The Prime Minister's "Open and Accountable" government document offers a clear and accurate description of cabinet's role. It states that cabinet is a "key mechanism for achieving overall coherence and co-ordination in government policy." The fact that each minister is responsible for a particular portfolio (or portfolios) gives the impression that government is easily organized into silos with clear lines of authority and accountability, but we know that the siloed approach doesn't really work. What happens in one ministry affects other ministries, and so decisions are made by cabinet as a whole and the responsibility for these decisions is collective.
The cabinet room is where the direction of government is set. Ministers come with proposals called memoranda to cabinet, and ministers deliberate on the merits of these proposals and decide whether and how to proceed, based on the government's broad objectives. The inclusion of an LGBTQ2 minister in these deliberations would ensure that cabinet decisions, and therefore government policies and programs, are inclusive of the goals of the LGBTQ2 agenda. It is undesirable to hive off the special adviser on LGBTQ2 issues; let's bring his advice together and on par with the advice that the Prime Minister receives from his other ministers.
This new minister would likely have a close working relationship with the Status of Women minister. Together they would be natural champions of gender-based analysis plus (GBA+), an internationally recognized policy tool designed to assess how diverse groups of people are affected by policy decisions. Ottawa has committed to using this tool across government departments.
Given the government's pledge to create an LGBTQ2 secretariat, it only makes sense to give that secretariat a minister. Also, in light of the explosion of sexual-misconduct allegations in Canadian politics, it is particularly urgent now to fortify the government's commitment to respect and equality for all Canadians. The Prime Minister himself alluded Tuesday to the complexities involved in establishing the appropriate processes and support systems for dealing with sexual harassment allegations. All political parties have agreed to fast-track sexual-harassment legislation for federal workplaces and Parliament Hill staff.
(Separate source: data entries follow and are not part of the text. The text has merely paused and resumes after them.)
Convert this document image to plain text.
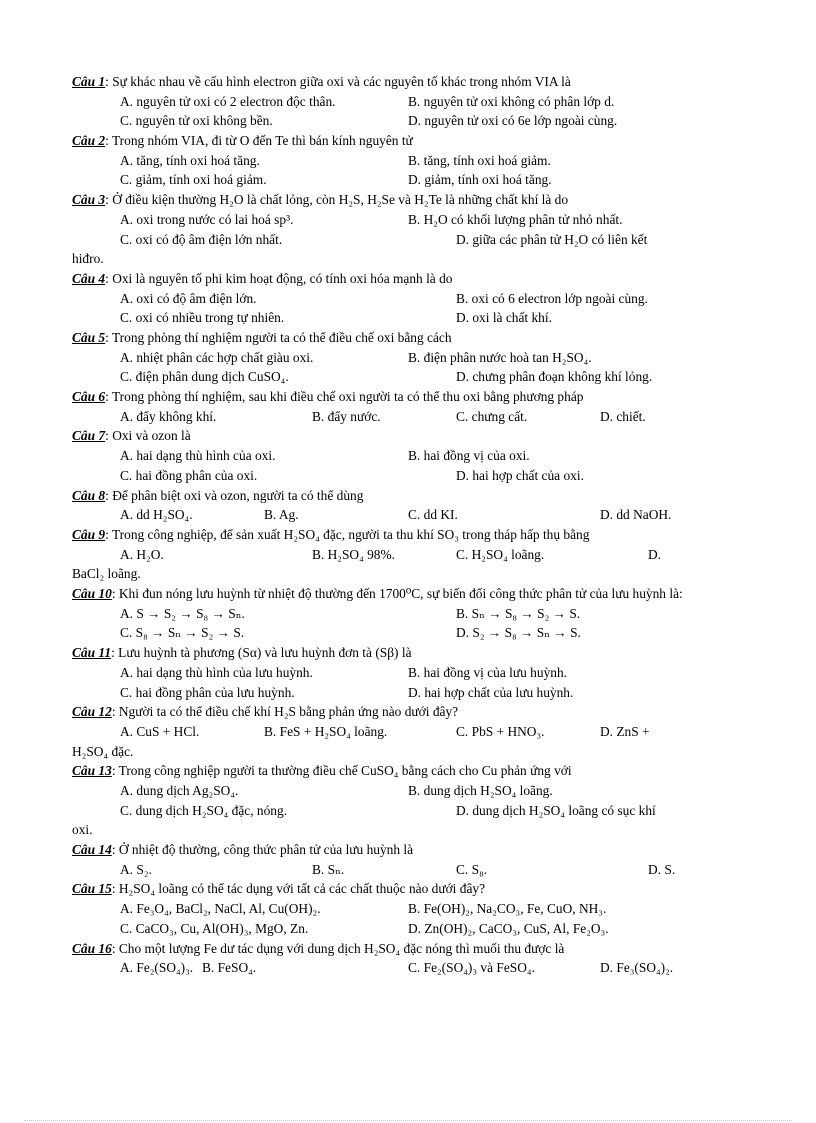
Câu 1: Sự khác nhau về cấu hình electron giữa oxi và các nguyên tố khác trong nhóm VIA là
A. nguyên tử oxi có 2 electron độc thân.	B. nguyên tử oxi không có phân lớp d.
C. nguyên tử oxi không bền.	D. nguyên tử oxi có 6e lớp ngoài cùng.
Câu 2: Trong nhóm VIA, đi từ O đến Te thì bán kính nguyên tử
A. tăng, tính oxi hoá tăng.	B. tăng, tính oxi hoá giảm.
C. giảm, tính oxi hoá giảm.	D. giảm, tính oxi hoá tăng.
Câu 3: Ở điều kiện thường H₂O là chất lỏng, còn H₂S, H₂Se và H₂Te là những chất khí là do
A. oxi trong nước có lai hoá sp³.	B. H₂O có khối lượng phân tử nhỏ nhất.
C. oxi có độ âm điện lớn nhất.	D. giữa các phân tử H₂O có liên kết
hiđro.
Câu 4: Oxi là nguyên tố phi kim hoạt động, có tính oxi hóa mạnh là do
A. oxi có độ âm điện lớn.	B. oxi có 6 electron lớp ngoài cùng.
C. oxi có nhiều trong tự nhiên.	D. oxi là chất khí.
Câu 5: Trong phòng thí nghiệm người ta có thể điều chế oxi bằng cách
A. nhiệt phân các hợp chất giàu oxi.	B. điện phân nước hoà tan H₂SO₄.
C. điện phân dung dịch CuSO₄.	D. chưng phân đoạn không khí lỏng.
Câu 6: Trong phòng thí nghiệm, sau khi điều chế oxi người ta có thể thu oxi bằng phương pháp
A. đẩy không khí.	B. đẩy nước.	C. chưng cất.	D. chiết.
Câu 7: Oxi và ozon là
A. hai dạng thù hình của oxi.	B. hai đồng vị của oxi.
C. hai đồng phân của oxi.	D. hai hợp chất của oxi.
Câu 8: Để phân biệt oxi và ozon, người ta có thể dùng
A. dd H₂SO₄.	B. Ag.	C. dd KI.	D. dd NaOH.
Câu 9: Trong công nghiệp, để sản xuất H₂SO₄ đặc, người ta thu khí SO₃ trong tháp hấp thụ bằng
A. H₂O.	B. H₂SO₄ 98%.	C. H₂SO₄ loãng.	D.
BaCl₂ loãng.
Câu 10: Khi đun nóng lưu huỳnh từ nhiệt độ thường đến 1700⁰C, sự biến đổi công thức phân tử của lưu huỳnh là:
A. S → S₂ → S₈ → Sₙ.	B. Sₙ → S₈ → S₂ → S.
C. S₈ → Sₙ → S₂ → S.	D. S₂ → S₈ → Sₙ → S.
Câu 11: Lưu huỳnh tà phương (Sα) và lưu huỳnh đơn tà (Sβ) là
A. hai dạng thù hình của lưu huỳnh.	B. hai đồng vị của lưu huỳnh.
C. hai đồng phân của lưu huỳnh.	D. hai hợp chất của lưu huỳnh.
Câu 12: Người ta có thể điều chế khí H₂S bằng phản ứng nào dưới đây?
A. CuS + HCl.	B. FeS + H₂SO₄ loãng.	C. PbS + HNO₃.	D. ZnS +
H₂SO₄ đặc.
Câu 13: Trong công nghiệp người ta thường điều chế CuSO₄ bằng cách cho Cu phản ứng với
A. dung dịch Ag₂SO₄.	B. dung dịch H₂SO₄ loãng.
C. dung dịch H₂SO₄ đặc, nóng.	D. dung dịch H₂SO₄ loãng có sục khí
oxi.
Câu 14: Ở nhiệt độ thường, công thức phân tử của lưu huỳnh là
A. S₂.	B. Sₙ.	C. S₈.	D. S.
Câu 15: H₂SO₄ loãng có thể tác dụng với tất cả các chất thuộc nào dưới đây?
A. Fe₃O₄, BaCl₂, NaCl, Al, Cu(OH)₂.	B. Fe(OH)₂, Na₂CO₃, Fe, CuO, NH₃.
C. CaCO₃, Cu, Al(OH)₃, MgO, Zn.	D. Zn(OH)₂, CaCO₃, CuS, Al, Fe₂O₃.
Câu 16: Cho một lượng Fe dư tác dụng với dung dịch H₂SO₄ đặc nóng thì muối thu được là
A. Fe₂(SO₄)₃. B. FeSO₄.	C. Fe₂(SO₄)₃ và FeSO₄.	D. Fe₃(SO₄)₂.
Though many of the recent complaints have involved male aggressors and female victims, the truth is that harassment cuts a number of ways and involves diverse groups of aggressors and victims. The LGBTQ2 agenda and the GBA+ tool are all about taking a holistic approach to issues of equity, diversity and inclusion. Mr. Boissonnault should be out front on this. If he were a minister, perhaps legislation of this kind would have been in his mandate letter.
Due to the resignation of Kent Hehr, there is a vacancy around the cabinet table that Mr. Boissonnault could fill. His appointment would maintain the Prime Minister's commitment to gender equality in cabinet and would ensure that Alberta does not lose a minister. It makes sense from every angle and, with a year and a half to go until the next election, it's not too late.